1. Um aquário sobre a mesa
Um pequeno aquário, com um único peixinho vermelho dentro.

2. O aquário cai no chão
Não está claro o que teria provocado a queda do aquário - alguém o teria empurrado? (a sala estava vazia) Um terremoto teria feito a mesa balançar? (terremoto no Rio de Janeiro?) Um vento? (todas as janelas estavam fechadas) O próprio peixinho teria empurrado o aquário fazendo uso de uma força indizível? (talvez a opção mais plausível)

3. O aquário espatifado
O chão molhado; cacos de vidro pra todos os lados; o peixinho agonizando, agonizando, agoni...

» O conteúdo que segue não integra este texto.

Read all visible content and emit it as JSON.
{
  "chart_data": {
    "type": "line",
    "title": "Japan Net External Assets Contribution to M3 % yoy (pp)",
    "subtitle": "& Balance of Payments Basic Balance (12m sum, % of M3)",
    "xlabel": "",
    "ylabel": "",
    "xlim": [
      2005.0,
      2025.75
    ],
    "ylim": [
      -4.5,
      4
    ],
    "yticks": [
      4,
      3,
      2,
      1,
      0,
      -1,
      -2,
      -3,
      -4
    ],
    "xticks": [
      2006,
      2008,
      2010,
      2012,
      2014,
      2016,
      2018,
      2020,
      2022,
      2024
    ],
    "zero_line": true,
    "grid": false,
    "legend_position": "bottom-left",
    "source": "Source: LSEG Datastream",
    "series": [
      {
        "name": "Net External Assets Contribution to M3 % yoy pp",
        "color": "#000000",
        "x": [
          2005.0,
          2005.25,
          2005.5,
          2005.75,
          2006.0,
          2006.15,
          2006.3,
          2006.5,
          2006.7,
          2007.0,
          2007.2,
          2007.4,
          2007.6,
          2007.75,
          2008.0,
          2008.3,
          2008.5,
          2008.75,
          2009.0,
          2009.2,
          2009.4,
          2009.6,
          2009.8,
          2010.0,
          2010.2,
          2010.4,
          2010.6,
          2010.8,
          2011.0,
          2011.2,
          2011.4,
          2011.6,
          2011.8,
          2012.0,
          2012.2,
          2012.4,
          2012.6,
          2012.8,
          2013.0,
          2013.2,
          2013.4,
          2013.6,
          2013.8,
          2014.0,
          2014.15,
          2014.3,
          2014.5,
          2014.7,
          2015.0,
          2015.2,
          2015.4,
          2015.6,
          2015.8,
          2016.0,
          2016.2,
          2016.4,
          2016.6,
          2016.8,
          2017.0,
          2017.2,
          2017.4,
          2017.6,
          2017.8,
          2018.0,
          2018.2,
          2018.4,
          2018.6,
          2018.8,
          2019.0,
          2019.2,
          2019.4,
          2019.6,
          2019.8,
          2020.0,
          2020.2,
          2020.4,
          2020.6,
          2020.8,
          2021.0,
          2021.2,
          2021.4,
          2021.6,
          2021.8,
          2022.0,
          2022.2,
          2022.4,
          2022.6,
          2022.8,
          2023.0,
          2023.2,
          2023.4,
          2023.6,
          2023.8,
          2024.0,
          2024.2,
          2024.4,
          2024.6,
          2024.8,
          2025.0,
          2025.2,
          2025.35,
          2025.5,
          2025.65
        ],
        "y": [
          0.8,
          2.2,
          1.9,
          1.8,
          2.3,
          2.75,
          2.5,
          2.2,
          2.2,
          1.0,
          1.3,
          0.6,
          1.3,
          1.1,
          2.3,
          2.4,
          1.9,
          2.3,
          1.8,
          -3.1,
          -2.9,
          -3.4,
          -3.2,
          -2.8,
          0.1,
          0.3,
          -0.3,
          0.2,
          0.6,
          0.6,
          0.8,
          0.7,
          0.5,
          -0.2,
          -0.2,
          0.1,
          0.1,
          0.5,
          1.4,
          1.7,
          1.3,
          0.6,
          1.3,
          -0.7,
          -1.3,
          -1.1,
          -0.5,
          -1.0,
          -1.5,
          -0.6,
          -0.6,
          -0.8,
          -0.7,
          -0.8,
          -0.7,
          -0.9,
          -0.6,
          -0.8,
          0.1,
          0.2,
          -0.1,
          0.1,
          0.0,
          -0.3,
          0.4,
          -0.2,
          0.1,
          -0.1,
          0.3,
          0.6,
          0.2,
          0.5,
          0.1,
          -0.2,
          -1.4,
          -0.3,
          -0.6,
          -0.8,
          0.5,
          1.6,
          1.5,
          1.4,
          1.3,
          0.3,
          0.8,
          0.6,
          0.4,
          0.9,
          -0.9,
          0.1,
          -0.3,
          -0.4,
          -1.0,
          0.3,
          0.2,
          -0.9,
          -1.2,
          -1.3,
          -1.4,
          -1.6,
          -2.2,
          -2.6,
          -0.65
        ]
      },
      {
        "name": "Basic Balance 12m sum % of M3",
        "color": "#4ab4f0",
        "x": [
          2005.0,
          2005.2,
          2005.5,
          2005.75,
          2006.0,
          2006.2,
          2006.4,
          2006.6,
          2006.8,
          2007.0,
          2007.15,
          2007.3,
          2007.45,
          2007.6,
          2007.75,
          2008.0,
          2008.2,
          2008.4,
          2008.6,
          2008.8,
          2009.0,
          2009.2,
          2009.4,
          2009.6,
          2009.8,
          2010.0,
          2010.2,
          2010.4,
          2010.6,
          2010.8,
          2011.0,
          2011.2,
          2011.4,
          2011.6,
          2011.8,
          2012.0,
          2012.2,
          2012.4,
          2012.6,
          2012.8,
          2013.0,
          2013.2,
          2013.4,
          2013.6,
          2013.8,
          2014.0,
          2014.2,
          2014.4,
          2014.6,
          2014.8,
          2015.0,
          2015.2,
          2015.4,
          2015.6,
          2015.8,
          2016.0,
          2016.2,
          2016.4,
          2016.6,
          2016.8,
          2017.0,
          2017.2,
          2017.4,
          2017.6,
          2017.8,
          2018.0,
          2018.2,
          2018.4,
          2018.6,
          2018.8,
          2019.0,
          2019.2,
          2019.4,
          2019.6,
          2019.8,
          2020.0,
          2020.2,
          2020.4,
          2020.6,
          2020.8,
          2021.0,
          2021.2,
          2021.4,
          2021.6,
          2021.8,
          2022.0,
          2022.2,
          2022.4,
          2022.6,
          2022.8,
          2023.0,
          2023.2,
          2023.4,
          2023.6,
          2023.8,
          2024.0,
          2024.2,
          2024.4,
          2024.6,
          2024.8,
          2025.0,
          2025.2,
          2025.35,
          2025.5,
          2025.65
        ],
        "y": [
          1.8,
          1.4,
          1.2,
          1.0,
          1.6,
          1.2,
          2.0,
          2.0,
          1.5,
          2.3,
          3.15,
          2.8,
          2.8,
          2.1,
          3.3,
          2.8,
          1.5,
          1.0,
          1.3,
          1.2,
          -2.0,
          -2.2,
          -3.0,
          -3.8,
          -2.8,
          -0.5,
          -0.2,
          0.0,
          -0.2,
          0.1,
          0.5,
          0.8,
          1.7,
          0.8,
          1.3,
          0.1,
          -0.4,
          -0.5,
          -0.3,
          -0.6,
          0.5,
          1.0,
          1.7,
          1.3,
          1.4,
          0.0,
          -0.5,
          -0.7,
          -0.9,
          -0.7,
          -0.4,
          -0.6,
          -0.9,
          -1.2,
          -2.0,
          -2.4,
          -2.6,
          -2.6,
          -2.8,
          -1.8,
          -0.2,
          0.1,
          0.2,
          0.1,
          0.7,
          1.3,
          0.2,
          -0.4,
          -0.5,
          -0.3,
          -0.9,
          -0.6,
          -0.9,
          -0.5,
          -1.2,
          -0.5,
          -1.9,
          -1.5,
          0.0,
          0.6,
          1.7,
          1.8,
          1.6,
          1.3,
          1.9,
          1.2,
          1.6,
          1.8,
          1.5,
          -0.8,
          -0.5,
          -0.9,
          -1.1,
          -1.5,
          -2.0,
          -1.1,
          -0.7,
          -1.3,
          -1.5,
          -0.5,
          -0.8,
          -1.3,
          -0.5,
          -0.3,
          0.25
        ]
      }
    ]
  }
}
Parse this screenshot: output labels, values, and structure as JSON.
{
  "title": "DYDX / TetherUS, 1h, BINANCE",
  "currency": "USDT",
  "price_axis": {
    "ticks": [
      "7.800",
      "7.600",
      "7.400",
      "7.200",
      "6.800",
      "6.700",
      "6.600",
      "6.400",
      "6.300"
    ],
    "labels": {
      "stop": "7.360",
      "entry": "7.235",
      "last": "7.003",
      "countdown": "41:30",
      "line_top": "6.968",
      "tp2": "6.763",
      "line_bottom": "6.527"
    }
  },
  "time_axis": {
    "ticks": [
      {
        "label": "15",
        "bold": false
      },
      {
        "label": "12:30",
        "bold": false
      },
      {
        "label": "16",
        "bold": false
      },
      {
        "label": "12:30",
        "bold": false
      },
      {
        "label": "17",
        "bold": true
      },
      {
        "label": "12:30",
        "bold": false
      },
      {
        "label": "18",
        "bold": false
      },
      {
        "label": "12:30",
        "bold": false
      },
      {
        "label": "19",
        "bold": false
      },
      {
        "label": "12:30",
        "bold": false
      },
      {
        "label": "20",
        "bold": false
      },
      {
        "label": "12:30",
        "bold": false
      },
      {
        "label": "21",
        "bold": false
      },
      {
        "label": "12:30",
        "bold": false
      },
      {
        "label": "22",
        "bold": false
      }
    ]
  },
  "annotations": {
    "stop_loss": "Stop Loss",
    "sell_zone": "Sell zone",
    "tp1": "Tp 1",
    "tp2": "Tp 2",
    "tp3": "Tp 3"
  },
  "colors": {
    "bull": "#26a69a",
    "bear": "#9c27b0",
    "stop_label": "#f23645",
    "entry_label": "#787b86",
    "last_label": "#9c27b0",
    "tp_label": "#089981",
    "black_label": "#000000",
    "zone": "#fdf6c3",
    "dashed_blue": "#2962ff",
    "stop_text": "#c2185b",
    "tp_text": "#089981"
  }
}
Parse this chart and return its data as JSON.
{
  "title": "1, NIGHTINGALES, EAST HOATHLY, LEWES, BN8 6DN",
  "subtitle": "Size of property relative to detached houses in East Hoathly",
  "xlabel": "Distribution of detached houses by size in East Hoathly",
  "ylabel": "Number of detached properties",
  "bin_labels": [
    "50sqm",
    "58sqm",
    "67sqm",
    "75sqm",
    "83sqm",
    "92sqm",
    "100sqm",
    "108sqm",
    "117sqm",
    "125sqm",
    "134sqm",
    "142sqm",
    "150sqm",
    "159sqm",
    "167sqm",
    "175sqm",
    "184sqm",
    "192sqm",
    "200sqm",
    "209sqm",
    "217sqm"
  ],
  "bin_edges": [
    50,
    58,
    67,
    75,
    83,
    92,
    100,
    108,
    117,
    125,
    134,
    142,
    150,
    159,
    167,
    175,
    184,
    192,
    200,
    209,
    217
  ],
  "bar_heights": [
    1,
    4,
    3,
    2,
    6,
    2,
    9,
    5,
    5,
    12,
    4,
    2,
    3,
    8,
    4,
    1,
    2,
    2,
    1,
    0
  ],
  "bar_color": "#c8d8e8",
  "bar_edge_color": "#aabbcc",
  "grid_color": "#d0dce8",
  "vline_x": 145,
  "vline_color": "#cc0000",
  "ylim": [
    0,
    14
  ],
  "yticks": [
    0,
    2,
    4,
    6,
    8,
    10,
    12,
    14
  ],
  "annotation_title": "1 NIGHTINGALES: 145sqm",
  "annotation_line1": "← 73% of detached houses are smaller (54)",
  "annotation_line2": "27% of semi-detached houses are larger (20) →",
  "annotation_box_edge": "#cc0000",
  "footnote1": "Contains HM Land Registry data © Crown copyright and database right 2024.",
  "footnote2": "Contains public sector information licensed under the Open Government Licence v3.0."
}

- A situação do peixe era a seguinte: ele vivia fora de seu habitat natural, confinado num espaço mínimo, desumano (os pássaros engaiolados sabem do que estou falando), alimentado com uma ração barata pela empregada da casa, que não tinha obrigação de entender nada sobre peixes. A criança que o ganhara há muito que não se interessava mais por ele, e os outros habitantes da casa nunca se interessaram mesmo.
Se foi a casualidade que derrubou o aquário da mesa, pode-se dizer que o destino não fez mais que selar a sorte daquele triste animal, contribuindo, por assim dizer, para o fim mais rápido de sua medíocre existência. Se foi o próprio peixinho que, com força indizível, derrubou o aquário, podemos especular que ele o fez por dois motivos prováveis:
a) Para encerrar, ele mesmo, com sua agonia de vivente sem sentido;
b) Acreditando que, ao quebrar o aquário, ele estaria livre para fugir daquela vida.
Em ambos os casos, devemos considerar o esforço, o engenho e a coragem do peixinho. Afinal, quem já ouviu falar de um peixe que tenha derrubado o próprio aquário da mesa? A diferença entre a primeira e a segunda opção está na intenção, sem dúvida, mas também no maior ou menor grau de conhecimento que o peixe teria sobre sua própria natureza. Ter empurrado o aquário para cometer suicídio mostraria que o peixe sabia das consequências de seu ato. Mas se ele empurrou o aquário com o intuito de se libertar, significa um desconhecimento de si mesmo, total ignorância de sua natureza, de suas limitações. Porque, nesse caso, o peixe não saberia que, quebrando o aquário, ele expulsaria e espalharia o meio aquoso necessário a sua sobrevivência ("Quebrar o aquário", ele teria pensado, "romper as cercas que me aprisionam, desfazer os limites". E morreu).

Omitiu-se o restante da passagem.